One major industry of Anahim Lake is forestry. This industry has been hurt by the pine beetle epidemic sweeping through Western Canada. In the summer of 2006, the lumber mill of Anahim Lake closed down and laid off dozens of mill workers. However, the mill has recently re-opened at half capacity. Other local industries include cattle farming, sport fishing, and mushroom picking. The area is famous for its numerous world-class fresh water fishing lodges and resorts that bring in enthusiasts from around the world.

Anahim Lake is home to National Hockey League Vezina Trophy winner and Olympic gold medalist Carey Price of the Montreal Canadiens.

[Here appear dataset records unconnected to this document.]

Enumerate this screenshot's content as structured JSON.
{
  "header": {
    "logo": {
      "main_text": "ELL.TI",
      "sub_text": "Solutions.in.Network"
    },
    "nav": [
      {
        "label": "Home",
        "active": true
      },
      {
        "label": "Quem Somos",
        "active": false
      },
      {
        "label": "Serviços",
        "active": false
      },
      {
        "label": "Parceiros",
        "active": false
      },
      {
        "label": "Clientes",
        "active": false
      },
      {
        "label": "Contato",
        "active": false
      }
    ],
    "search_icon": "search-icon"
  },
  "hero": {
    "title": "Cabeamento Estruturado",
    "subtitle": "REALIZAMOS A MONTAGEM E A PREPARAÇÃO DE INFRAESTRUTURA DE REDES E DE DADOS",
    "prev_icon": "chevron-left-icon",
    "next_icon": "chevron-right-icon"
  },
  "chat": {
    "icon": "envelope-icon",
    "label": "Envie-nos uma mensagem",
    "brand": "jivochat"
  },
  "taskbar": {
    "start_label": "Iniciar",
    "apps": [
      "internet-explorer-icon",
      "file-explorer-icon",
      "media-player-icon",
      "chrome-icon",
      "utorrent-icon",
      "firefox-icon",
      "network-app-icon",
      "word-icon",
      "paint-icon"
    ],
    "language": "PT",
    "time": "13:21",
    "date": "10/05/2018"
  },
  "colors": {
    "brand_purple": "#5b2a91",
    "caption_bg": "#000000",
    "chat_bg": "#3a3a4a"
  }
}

Anahim Lake Elementary Jr. Secondary is a public school that is part of School District #27 that serves students from Kindergarten to Grade 10. The school has been in use since it was built in 2006. The current principal of the school is Mr. Thomas J Pak.

Anahim Lake Station of the British Columbia Ambulance Service provides emergency medical services and provides medical transfers from the Ulkatcho Nursing Station. BCEHS employs individuals from the local area as primary care paramedics, emergency medical responders, and some drivers.

Anahim Lake is the namesake for the Anahim Volcanic Belt, Anahim hotspot and Anahim Peak.